Yes, There's a Black Fatherhood Crisis
ThinkProgress has a post -- "The Myth of the Absent Black Father" -- claiming that the crisis is a "racially-biased" fiction. This Los Angeles Times chart is provided as evidence:
The problem, of course, is the "in similar living situations." When people speak of "father absence," they are mainly referring to the absence of fathers from the home -- that is, father absence is a "living situation." The assertion here is that, once you disaggregate by father absence, there's no racial gap in father absence.
The piece concedes that "black fathers are more likely to live separately from their children" but claims that "many of them remain just as involved in their kids' lives." "Many" is a versatile word, but nonetheless the supporting evidence is rather weak: For example, 67 percent of black fathers who don't live with their kids, and 59 percent of white fathers in the same situation, see their kids at least once a month. Much stronger evidence on the importance of living with one's kids can be found in the chart above: There is no comparison between resident dads and nonresident dads -- of any race -- on even one of the metrics.

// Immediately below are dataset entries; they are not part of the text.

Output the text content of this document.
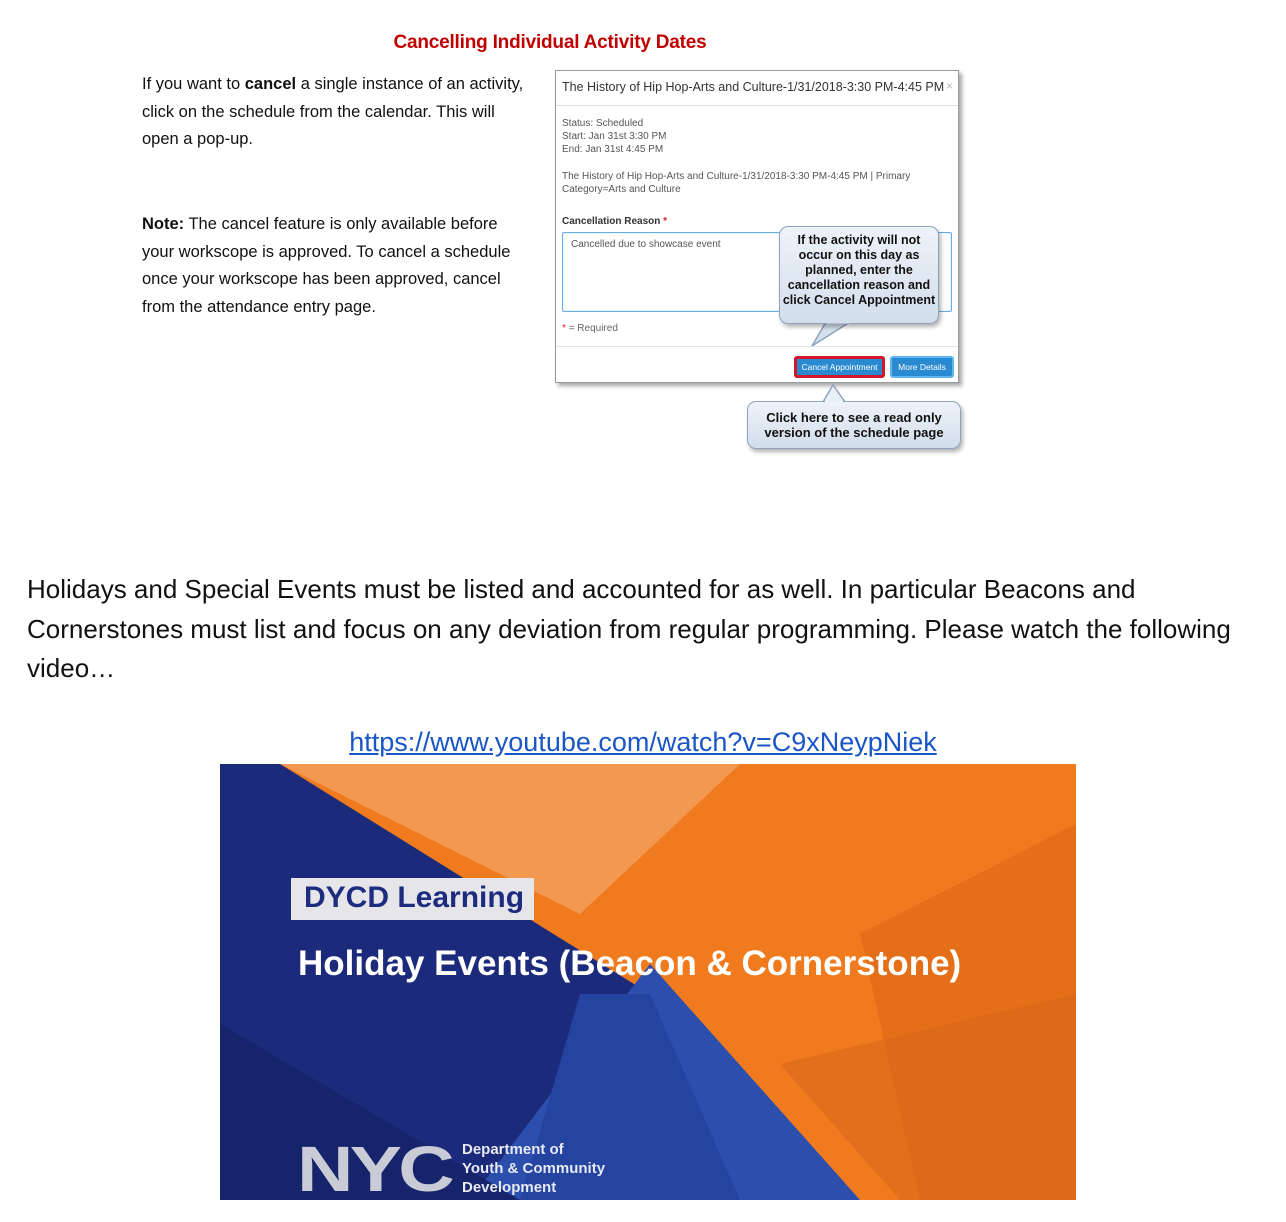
Cancelling Individual Activity Dates
If you want to cancel a single instance of an activity, click on the schedule from the calendar. This will open a pop-up.
Note: The cancel feature is only available before your workscope is approved. To cancel a schedule once your workscope has been approved, cancel from the attendance entry page.
The History of Hip Hop-Arts and Culture-1/31/2018-3:30 PM-4:45 PM ×
Status: Scheduled
Start: Jan 31st 3:30 PM
End: Jan 31st 4:45 PM
The History of Hip Hop-Arts and Culture-1/31/2018-3:30 PM-4:45 PM | Primary Category=Arts and Culture
Cancellation Reason *
Cancelled due to showcase event
* = Required
Cancel Appointment	More Details
If the activity will not occur on this day as planned, enter the cancellation reason and click Cancel Appointment
Click here to see a read only version of the schedule page
Holidays and Special Events must be listed and accounted for as well. In particular Beacons and Cornerstones must list and focus on any deviation from regular programming. Please watch the following video…
https://www.youtube.com/watch?v=C9xNeypNiek
DYCD Learning
Holiday Events (Beacon & Cornerstone)
NYC Department of
Youth & Community
Development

The CDC report the chart is based on provides the missing data on fathers' absence from the home:
Non-Hispanic white men aged 15–44 had the largest difference between those with coresidential children (37%) and those with noncoresidential children (8.2%). The difference was smallest among non-Hispanic black men, with 33% having coresidential children and 24% having noncoresidential children. Among Hispanic men, more than twice as many had coresidential children (44%) than had noncoresidential children (18%).
The math is tricky because some men have coresidential and noncoresidential kids, but the ratio of men with the former to men with the latter is 4.5:1 for whites, 2.4:1 for Hispanics, and just 1.4:1 for blacks.
It's certainly valuable to know that there's no racial gap once you divide fathers into these two groups. But the relative size of those two groups is the most important thing, and on this there is an enormous racial gap.